I w zasadzie mogliśmy na tym skończyć. Jednak w tym momencie podjechał do nas kolega Łukasza. Również Toyotą, jednak całkowicie inną. Modelem Century.

Liczba podobieństw między tymi Toyotami skończy się na kierownicy po prawej stronie. Kontrast między tymi dwoma samochodami jest kosmiczny.

Wsiadając do Toyoty Century, jak to określił jej właściciel, można poczuć się podobnie, jak podczas wizyty u prababci. I faktycznie. Zapach jest tu szalenie specyficzny. Użyte materiały, chociaż w bardzo sensownym stanie, również przeżyły bardzo wiele.

Ostatnie chwile z Toyotą to dobry moment, aby ujawnić rąbka tajemnicy na temat dalszych planów przebudowy Supry.

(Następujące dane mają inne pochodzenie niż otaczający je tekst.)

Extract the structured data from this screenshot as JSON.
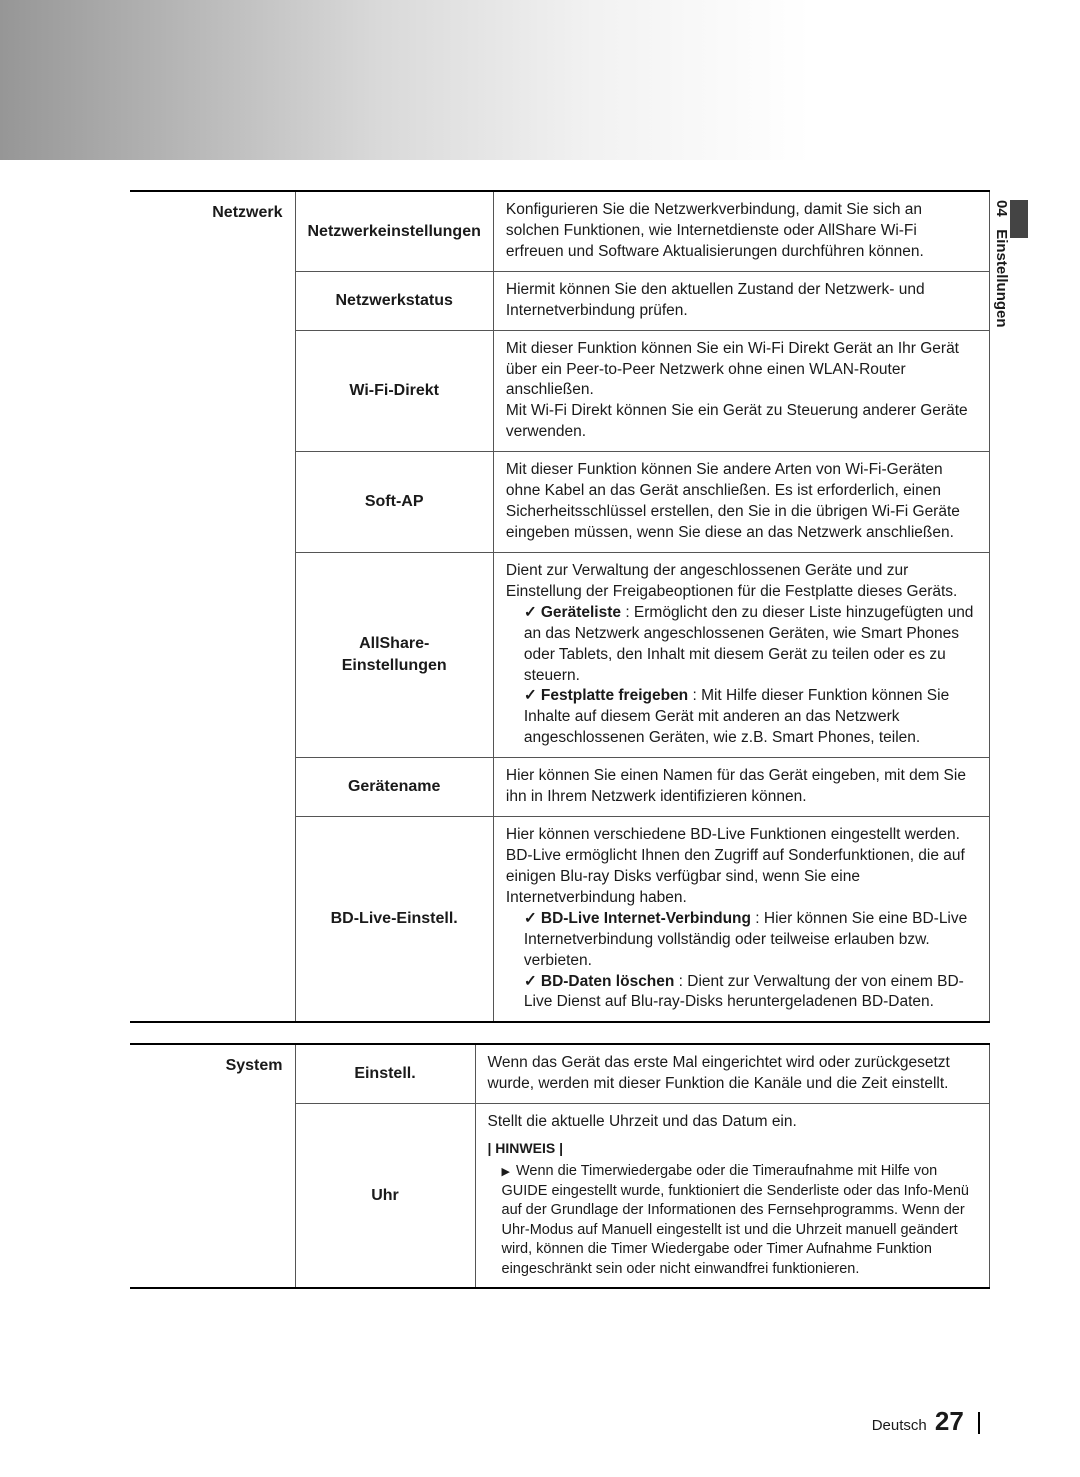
{
  "sideTab": {
    "num": "04",
    "label": "Einstellungen"
  },
  "netzwerk": {
    "category": "Netzwerk",
    "rows": [
      {
        "label": "Netzwerkeinstellungen",
        "desc": "Konfigurieren Sie die Netzwerkverbindung, damit Sie sich an solchen Funktionen, wie Internetdienste oder AllShare Wi-Fi erfreuen und Software Aktualisierungen durchführen können."
      },
      {
        "label": "Netzwerkstatus",
        "desc": "Hiermit können Sie den aktuellen Zustand der Netzwerk- und Internetverbindung prüfen."
      },
      {
        "label": "Wi-Fi-Direkt",
        "desc": "Mit dieser Funktion können Sie ein Wi-Fi Direkt Gerät an Ihr Gerät über ein Peer-to-Peer Netzwerk ohne einen WLAN-Router anschließen.\nMit Wi-Fi Direkt können Sie ein Gerät zu Steuerung anderer Geräte verwenden."
      },
      {
        "label": "Soft-AP",
        "desc": "Mit dieser Funktion können Sie andere Arten von Wi-Fi-Geräten ohne Kabel an das Gerät anschließen. Es ist erforderlich, einen Sicherheitsschlüssel erstellen, den Sie in die übrigen Wi-Fi Geräte eingeben müssen, wenn Sie diese an das Netzwerk anschließen."
      },
      {
        "label": "AllShare-Einstellungen",
        "descIntro": "Dient zur Verwaltung der angeschlossenen Geräte und zur Einstellung der Freigabeoptionen für die Festplatte dieses Geräts.",
        "b1t": "Geräteliste",
        "b1d": " : Ermöglicht den zu dieser Liste hinzugefügten und an das Netzwerk angeschlossenen Geräten, wie Smart Phones oder Tablets, den Inhalt mit diesem Gerät zu teilen oder es zu steuern.",
        "b2t": "Festplatte freigeben",
        "b2d": " : Mit Hilfe dieser Funktion können Sie Inhalte auf diesem Gerät mit anderen an das Netzwerk angeschlossenen Geräten, wie z.B. Smart Phones, teilen."
      },
      {
        "label": "Gerätename",
        "desc": "Hier können Sie einen Namen für das Gerät eingeben, mit dem Sie ihn in Ihrem Netzwerk identifizieren können."
      },
      {
        "label": "BD-Live-Einstell.",
        "descIntro": "Hier können verschiedene BD-Live Funktionen eingestellt werden. BD-Live ermöglicht Ihnen den Zugriff auf Sonderfunktionen, die auf einigen Blu-ray Disks verfügbar sind, wenn Sie eine Internetverbindung haben.",
        "b1t": "BD-Live Internet-Verbindung",
        "b1d": " : Hier können Sie eine BD-Live Internetverbindung vollständig oder teilweise erlauben bzw. verbieten.",
        "b2t": "BD-Daten löschen",
        "b2d": " : Dient zur Verwaltung der von einem BD-Live Dienst auf Blu-ray-Disks heruntergeladenen BD-Daten."
      }
    ]
  },
  "system": {
    "category": "System",
    "rows": [
      {
        "label": "Einstell.",
        "desc": "Wenn das Gerät das erste Mal eingerichtet wird oder zurückgesetzt wurde, werden mit dieser Funktion die Kanäle und die Zeit einstellt."
      },
      {
        "label": "Uhr",
        "descIntro": "Stellt die aktuelle Uhrzeit und das Datum ein.",
        "noteLabel": "| HINWEIS |",
        "noteBody": "Wenn die Timerwiedergabe oder die Timeraufnahme mit Hilfe von GUIDE eingestellt wurde, funktioniert die Senderliste oder das Info-Menü auf der Grundlage der Informationen des Fernsehprogramms. Wenn der Uhr-Modus auf Manuell eingestellt ist und die Uhrzeit manuell geändert wird, können die Timer Wiedergabe oder Timer Aufnahme Funktion eingeschränkt sein oder nicht einwandfrei funktionieren."
      }
    ]
  },
  "footer": {
    "lang": "Deutsch",
    "page": "27"
  }
}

A jest na co czekać.
– kompletna renowacja nadwozia,
– nowe fotele kubełkowe, pasy szelkowe, kierownica,
– rewizja silnika oraz napędu,
– konwersja na single turbo (GTX35 + custom kolektor wydechowy, nowy układ zapłonowy, nowy układ paliwowy,
wałki rozrządu HKS, chłodnica oleju, przejście z AEMa na EMU), cel to 550-600 KM.

Sesja skończona. Ciężko w tym momencie powiedzieć, że żegnam się z Suprą, bo jestem pewny, że ten samochód jeszcze nie raz pojawi się na łamach CarTurismo. Z przyjemnością pokażę Wam jego kolejne wcielenia. Jednak tego dnia praktycznie mogliśmy zbierać się do domów. Pojawiło się tylko jedno „ale”…

Okazuje się, że na parkingu zaczęły pojawiać się kolejne nieprzypadkowe auta. Tak… trafiliśmy na spot. W dodatku jaki spot! To jednak zupełnie inna historia.